Python Crawler's novel Crawl

Source: Internet
Author: User

Don't say much nonsense, go straight to the chase.

The site I'm going to crawl today is the starting point of the Chinese web, the content is a novel.

The first is the introduction of libraries

 from Import Urlopen  from Import BeautifulSoup

Then assign the URL to a value

Html=urlopen ("http://read.qidian.com/chapter/dVQvL2RfE4I1/hJBflakKUDMex0RJOkJclQ2.html" )//The   first chapter of the novel's URL bsobj=beautifulsoup (HTML)                                                                 //Create BeautifulSoup Object

First try to crawl the contents of the novel on this page

Firstchapter=bsobj.find ("div", {"class","  Read-content"})                                 //find method is a function owned by the BeautifulSoup object,print (firstchapter.read_ Text ())

The Find method can also be used in conjunction with regular expressions and is used for crawling of resources such as pictures, videos, and more.

Since this crawl is all in a box with a class attribute value of Read-content, the Find method is used, and if the text is placed in multiple boxes in the page, the FindAll method should be used, and the return value is a collection that needs to be iterated through the output.

The code is consolidated and found to be able to crawl the article, but the question now is to crawl the chapter of the novel, so how do you crawl the next few chapters?

From the previous steps can be drawn, as long as you know the next chapter of the Web site, you can crawl. First, the portion of the printed text is encapsulated as a function, then each time you get a new address, you can print out the corresponding text

def writenovel (HTML):    bsobj=beautifulsoup (HTML)    Chapter=bsobj.find ("Div  ", {"class","read-content"})     Print (Chapter.get_text ())

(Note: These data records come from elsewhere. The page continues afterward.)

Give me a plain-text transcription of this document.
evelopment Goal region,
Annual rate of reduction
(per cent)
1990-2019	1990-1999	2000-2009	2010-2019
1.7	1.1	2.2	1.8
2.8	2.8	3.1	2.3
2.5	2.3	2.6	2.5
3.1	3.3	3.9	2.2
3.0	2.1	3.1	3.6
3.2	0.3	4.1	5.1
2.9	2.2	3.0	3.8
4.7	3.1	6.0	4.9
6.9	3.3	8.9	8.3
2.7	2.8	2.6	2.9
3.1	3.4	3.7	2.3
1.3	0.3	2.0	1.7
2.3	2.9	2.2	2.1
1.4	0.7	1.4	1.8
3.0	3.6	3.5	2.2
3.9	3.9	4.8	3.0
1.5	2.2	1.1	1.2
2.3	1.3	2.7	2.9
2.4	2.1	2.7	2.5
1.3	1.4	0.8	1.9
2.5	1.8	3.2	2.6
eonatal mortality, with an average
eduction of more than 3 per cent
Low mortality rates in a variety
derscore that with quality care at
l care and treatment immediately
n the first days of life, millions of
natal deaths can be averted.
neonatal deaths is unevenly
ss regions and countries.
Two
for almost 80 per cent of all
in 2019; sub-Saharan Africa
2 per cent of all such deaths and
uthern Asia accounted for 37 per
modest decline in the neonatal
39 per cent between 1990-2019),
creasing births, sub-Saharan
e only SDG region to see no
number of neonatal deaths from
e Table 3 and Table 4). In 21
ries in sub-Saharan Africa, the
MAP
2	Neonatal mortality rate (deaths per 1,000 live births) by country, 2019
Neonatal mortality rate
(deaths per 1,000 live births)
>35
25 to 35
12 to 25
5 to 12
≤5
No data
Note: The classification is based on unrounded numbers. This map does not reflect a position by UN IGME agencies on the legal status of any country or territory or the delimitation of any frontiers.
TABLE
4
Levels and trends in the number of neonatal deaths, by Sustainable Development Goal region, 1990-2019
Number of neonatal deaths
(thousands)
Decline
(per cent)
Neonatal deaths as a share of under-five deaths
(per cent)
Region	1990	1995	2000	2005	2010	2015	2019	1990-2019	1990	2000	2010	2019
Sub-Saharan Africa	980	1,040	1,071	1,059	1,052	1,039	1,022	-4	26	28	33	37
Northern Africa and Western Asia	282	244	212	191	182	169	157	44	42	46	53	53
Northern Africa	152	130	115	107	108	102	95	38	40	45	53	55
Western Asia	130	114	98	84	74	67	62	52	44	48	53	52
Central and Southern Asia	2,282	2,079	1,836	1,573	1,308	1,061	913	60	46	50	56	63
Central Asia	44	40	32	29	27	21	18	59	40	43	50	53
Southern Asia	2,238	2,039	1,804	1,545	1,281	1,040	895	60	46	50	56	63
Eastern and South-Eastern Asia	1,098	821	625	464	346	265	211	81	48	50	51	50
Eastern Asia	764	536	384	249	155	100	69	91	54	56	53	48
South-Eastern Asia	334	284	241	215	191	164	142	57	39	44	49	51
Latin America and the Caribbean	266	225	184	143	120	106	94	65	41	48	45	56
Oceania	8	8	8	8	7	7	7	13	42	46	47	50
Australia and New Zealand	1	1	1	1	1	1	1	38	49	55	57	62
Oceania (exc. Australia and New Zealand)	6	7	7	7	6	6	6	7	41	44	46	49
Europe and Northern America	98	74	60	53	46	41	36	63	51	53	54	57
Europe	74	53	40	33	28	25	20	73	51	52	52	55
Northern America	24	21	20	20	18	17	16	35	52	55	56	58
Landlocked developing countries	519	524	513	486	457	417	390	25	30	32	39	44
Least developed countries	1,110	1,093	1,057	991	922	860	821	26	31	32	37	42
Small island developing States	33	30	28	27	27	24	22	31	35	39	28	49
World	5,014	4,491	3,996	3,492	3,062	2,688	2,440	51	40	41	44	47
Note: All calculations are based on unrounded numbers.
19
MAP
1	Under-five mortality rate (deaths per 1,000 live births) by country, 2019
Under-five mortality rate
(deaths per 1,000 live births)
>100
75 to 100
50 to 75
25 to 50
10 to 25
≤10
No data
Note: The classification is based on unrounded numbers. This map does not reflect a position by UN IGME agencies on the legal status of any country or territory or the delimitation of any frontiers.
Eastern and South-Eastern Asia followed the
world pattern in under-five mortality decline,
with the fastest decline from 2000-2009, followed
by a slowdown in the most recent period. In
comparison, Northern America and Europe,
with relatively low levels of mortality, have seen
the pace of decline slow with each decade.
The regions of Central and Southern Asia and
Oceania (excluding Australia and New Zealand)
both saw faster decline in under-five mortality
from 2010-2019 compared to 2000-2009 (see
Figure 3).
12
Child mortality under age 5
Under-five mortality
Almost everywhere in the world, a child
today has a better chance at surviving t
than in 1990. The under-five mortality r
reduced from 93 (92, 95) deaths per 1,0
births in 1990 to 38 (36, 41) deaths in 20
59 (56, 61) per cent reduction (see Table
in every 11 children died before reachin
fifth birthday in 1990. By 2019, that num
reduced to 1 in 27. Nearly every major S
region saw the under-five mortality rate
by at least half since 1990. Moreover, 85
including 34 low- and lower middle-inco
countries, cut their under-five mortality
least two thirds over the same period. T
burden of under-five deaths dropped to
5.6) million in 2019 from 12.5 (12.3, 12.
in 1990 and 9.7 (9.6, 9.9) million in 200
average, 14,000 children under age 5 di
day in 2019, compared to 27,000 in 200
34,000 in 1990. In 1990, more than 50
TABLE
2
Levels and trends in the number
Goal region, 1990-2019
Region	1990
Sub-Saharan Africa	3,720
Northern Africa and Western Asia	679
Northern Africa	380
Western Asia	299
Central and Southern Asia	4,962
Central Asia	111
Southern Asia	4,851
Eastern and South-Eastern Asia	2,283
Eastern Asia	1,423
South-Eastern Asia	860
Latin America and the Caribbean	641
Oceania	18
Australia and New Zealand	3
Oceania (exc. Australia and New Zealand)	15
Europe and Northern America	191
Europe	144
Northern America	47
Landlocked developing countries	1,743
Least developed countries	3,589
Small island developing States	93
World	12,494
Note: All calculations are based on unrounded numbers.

Now the question is how to crawl down a chapter of the Web site, to observe the structure of the Web page, the next chapter of the button is a j_chapternext ID is a tag, then this tag can be obtained from the next chapter of the website

RePack functions, organized by:

From urllib.request import Urlopen
From BS4 import BeautifulSoup
def writenovel (HTML):
Bsobj=beautifulsoup (HTML)
Chapter=bsobj.find ("div", {"Class", "Read-content"})
Print (Chapter.get_text ())
Bsoup=bsobj.find ("", {"id": "J_chapternext"})
Html2= "http:" +bsoup.get (' href ') + ". html"
Return (Urlopen (HTML2))

Html=urlopen ("http://read.qidian.com/chapter/dVQvL2RfE4I1/hJBflakKUDMex0RJOkJclQ2.html")

I=1
while (I<10):
Html=writenovel (HTML)
I=i+1

To write text to a file in text

 fromUrllib.requestImportUrlopen fromBs4ImportBeautifulSoupdefwritenovel (HTML): Bsobj=BeautifulSoup (HTML) Chapter=bsobj.find ("Div",{"class","read-content"})    Print(Chapter.get_text ()) fo=open ("Novel.text","a") Fo.write (Chapter.get_text ()) Fo.close Bsoup=bsobj.find ("",{"ID":"J_chapternext"}) HTML2="http:"+bsoup.get ('href')+". html"    return(Urlopen (HTML2)) HTML=urlopen ("http://read.qidian.com/chapter/dVQvL2RfE4I1/hJBflakKUDMex0RJOkJclQ2.html") I=1 while(i<8): HTML=writenovel (HTML) I=i+1

Python Crawler's novel Crawl

Contact Us

The content source of this page is from Internet, which doesn't represent Alibaba Cloud's opinion; products and services mentioned on that page don't have any relationship with Alibaba Cloud. If the content of the page makes you feel confusing, please write us an email, we will handle the problem within 5 days after receiving your email.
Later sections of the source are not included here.